Os gregos tinham três deusas da felicidade. Eram Aglaia (ou Abigail), Euprhosyna e Thalia. Cada qual personificava um aspecto da felicidade: Aglaia era o esplendor; Euprhosyna, a alegria; e Thalia, o desabrochar. Hoje em dia, acho que só restou apenas uma delas, a alegria, tornada sinônimo de felicidade.
Em português, chamaríamos esta deusa de Letícia, derivando do latim Laetitia, que significa, justamente, alegria. Mas não só. Quando conhecemos melhor a história da etimologia da palavra, descobrimos um significado mais rico.

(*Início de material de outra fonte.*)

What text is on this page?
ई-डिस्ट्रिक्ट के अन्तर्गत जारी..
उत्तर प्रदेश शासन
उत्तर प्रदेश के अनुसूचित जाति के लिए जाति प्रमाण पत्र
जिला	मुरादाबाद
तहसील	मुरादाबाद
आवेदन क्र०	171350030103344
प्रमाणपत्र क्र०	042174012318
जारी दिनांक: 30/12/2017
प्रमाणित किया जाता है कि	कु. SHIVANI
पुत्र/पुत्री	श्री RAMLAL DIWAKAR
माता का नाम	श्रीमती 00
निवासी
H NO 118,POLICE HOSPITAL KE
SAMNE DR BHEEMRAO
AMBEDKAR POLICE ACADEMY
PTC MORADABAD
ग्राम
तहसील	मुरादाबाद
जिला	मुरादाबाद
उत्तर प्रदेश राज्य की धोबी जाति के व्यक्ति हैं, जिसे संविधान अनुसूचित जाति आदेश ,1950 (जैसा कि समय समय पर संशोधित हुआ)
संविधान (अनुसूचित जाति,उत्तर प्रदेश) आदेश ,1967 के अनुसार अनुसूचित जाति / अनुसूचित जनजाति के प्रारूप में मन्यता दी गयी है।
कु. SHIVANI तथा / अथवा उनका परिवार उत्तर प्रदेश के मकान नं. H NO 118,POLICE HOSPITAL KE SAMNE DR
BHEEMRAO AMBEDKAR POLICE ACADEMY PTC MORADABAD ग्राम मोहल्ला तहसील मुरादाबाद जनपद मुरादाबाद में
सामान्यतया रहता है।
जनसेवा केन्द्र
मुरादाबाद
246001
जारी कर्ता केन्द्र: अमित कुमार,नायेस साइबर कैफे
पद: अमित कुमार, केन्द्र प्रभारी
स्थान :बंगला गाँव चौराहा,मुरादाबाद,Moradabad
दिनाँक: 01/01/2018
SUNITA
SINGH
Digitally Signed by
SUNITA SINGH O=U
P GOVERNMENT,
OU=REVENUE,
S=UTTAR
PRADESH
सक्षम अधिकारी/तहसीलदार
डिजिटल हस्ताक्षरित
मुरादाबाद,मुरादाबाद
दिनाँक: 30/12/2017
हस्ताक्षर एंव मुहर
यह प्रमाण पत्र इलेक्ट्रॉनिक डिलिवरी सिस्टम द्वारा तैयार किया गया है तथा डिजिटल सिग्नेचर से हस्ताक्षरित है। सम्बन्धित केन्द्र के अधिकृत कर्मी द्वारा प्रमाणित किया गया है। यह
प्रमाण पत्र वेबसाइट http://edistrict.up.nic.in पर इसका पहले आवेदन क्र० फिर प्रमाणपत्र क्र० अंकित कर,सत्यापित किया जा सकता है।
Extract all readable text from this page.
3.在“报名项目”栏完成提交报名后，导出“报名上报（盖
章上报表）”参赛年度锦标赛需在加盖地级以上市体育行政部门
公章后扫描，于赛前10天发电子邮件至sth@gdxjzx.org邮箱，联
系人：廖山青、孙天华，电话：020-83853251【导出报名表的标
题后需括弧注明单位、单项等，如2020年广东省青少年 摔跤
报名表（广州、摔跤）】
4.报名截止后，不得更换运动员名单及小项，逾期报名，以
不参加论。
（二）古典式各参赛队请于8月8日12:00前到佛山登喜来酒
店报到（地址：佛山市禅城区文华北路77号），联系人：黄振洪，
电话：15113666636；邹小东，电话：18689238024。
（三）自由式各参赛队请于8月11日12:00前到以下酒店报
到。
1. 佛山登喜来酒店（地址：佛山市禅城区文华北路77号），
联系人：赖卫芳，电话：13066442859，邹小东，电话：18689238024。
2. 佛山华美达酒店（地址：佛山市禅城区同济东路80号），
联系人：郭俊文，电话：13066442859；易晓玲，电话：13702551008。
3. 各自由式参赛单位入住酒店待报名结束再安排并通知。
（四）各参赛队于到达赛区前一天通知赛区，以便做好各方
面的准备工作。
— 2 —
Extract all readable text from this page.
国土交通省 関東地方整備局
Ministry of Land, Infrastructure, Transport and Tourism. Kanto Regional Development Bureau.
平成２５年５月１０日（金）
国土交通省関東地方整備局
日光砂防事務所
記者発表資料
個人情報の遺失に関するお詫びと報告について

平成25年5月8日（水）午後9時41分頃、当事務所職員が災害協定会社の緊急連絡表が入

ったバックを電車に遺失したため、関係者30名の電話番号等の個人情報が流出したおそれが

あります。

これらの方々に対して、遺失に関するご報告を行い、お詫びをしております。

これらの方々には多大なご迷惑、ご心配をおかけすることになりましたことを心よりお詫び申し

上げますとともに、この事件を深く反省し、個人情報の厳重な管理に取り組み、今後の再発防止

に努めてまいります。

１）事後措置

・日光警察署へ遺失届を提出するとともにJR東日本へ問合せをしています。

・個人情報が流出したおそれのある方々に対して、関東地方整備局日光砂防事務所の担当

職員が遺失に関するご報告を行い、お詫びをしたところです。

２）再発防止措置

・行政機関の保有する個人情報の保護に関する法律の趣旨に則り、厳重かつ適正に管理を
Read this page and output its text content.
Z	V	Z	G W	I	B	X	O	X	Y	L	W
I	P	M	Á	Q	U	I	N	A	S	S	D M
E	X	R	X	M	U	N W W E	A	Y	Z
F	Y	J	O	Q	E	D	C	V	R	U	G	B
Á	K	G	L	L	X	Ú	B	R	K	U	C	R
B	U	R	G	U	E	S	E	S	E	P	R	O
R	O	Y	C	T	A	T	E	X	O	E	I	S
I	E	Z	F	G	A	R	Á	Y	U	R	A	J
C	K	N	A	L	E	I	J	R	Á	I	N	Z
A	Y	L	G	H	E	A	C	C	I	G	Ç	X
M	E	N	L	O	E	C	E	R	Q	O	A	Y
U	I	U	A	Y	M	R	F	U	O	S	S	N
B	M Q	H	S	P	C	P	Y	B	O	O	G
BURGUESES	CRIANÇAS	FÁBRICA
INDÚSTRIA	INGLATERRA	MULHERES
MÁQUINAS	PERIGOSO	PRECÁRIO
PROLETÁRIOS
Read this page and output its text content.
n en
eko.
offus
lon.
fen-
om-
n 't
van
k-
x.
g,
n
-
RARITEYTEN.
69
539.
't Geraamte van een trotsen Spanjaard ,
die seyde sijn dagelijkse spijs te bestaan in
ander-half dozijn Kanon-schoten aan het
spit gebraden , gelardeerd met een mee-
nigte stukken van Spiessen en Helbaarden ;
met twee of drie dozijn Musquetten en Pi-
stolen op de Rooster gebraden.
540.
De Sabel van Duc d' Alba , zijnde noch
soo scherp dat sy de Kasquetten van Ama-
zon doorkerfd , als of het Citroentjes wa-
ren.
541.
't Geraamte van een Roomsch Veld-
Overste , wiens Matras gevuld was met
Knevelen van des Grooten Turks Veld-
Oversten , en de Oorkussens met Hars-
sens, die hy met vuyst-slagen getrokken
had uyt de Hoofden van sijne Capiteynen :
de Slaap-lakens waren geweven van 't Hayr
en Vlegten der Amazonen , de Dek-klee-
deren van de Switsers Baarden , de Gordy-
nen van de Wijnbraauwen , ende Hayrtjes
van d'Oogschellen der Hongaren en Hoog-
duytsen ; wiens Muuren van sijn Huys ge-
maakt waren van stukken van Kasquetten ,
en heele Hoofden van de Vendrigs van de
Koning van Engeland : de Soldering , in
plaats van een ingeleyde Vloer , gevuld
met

Laetitia é um termo nascido da vida rural, com sua forma arcaica, laetare, significando fertilizar, adubar a terra. Quando esta era fértil, chamavam-na de laeta. Aos poucos, o termo passou a significar também o contentamento do agricultor com a fertilidade de sua terra, um estado de satisfação na alma que desabrochava numa exclamação de alegria, um laetus clamor. Olha a Thalia aparecendo aí...
Perdoe se o desalegro, leitor, com esse papo etimológico. Como ando nessas de meditar o tempo do Advento através do significado das velas acesas a cada domingo, passei a semana pensando na Alegria, a vela do próximo domingo, o terceiro e penúltimo. Entendê-la como um desabrochar da Paz que brotou da terra fértil da Esperança já me parecia uma decorrência lógica, que a etimologia confirmou, mas nela fui em busca daquilo que encaminha para mais, para a última das velas, a do Amor.
O júbilo não cabe nas alegrias menores, mero deleite, em geral advindo de pequenos prazeres do cotidiano, mas apenas nas maiores, mais raras
Existe outro substantivo relativo a laetitia que é ledice, significando contentamento. Se alguém está contente, costumamos entender que está alegre por estar satisfeito. Quando a satisfação é calma e moderada, Cícero a chamava de gaudium, gáudio em português. Se a satisfação é intensa e extasiante, ganha outro nome, de iubilum, o nosso júbilo ou “grande alegria”.
O português jubilar, aliás, significa “encher de júbilo” e utiliza-se também para designar a aposentação honrosa dada a um professor. Daí também o jubileu, ano jubileu, ano em que o papa concede indulgências. A cada 25 anos, tendo por referência o nascimento de Jesus, a Igreja celebra um Jubileu, um Ano Santo, como será o de 2025. O termo estendeu-se depois a outros aniversários solenes, como o jubileu de formados em faculdades depois de 25 anos.
O júbilo, portanto, não cabe nas alegrias menores, mero deleite, em geral advindo de pequenos prazeres do cotidiano, mas apenas nas maiores, mais raras, fruto de conquistas difíceis ou que exigiram longo tempo de cultivo e dedicação. Não são a mesma coisa a alegria do carnaval e a alegria da Páscoa; só nesta o desabrochar da alegria se torna esplendor, ou seja, felicidade.
Quer experimentar um pouco dessa alegria esplendorosa? O leitor conhece o Hino à Alegria (ou Ode à Alegria), de Beethoven. Se não o escutou mentalmente à mera menção do nome, certamente será capaz de cantarolar junto se escutá-lo neste instante. Daquelas peças de música clássica tão famosas que não damos a devida atenção e, com isso, perdemos toda a sua dimensão jubilosa.
Este hino é, na verdade, o quarto e último movimento da 9.ª Sinfonia do compositor, que a compôs quando já passara dos 50 anos de idade e estava completamente surdo. A sinfonia demora em torno de uma hora ao todo e pode-se dizer que os 45 minutos anteriores são uma preparação para este hino, que desabrocha a alegria aos poucos até atingir o esplendor jubiloso.
O tema da sinfonia só se revela de fato neste quarto movimento, que em certo sentido repete o que veio antes até o ponto de se desfazer num aparente caos sonoro, quando então algo novo surge. Pela primeira vez na história, vozes são adicionadas em uma sinfonia, surgindo em uma breve pausa instrumental. Entram os cantores cantando o poema de Schiller, justamente chamado Ode à Alegria, que termina assim:
Irmãos, além do céu estrelado
Mora um Pai Amado.
Milhões, vocês estão ajoelhados diante Dele?
Mundo, você percebe seu Criador?
Procure-o mais acima do Céu estrelado!
Sobre as estrelas onde Ele mora!
Agora imagine se Ele é quem viesse nos procurar. Eis a alegria do Advento.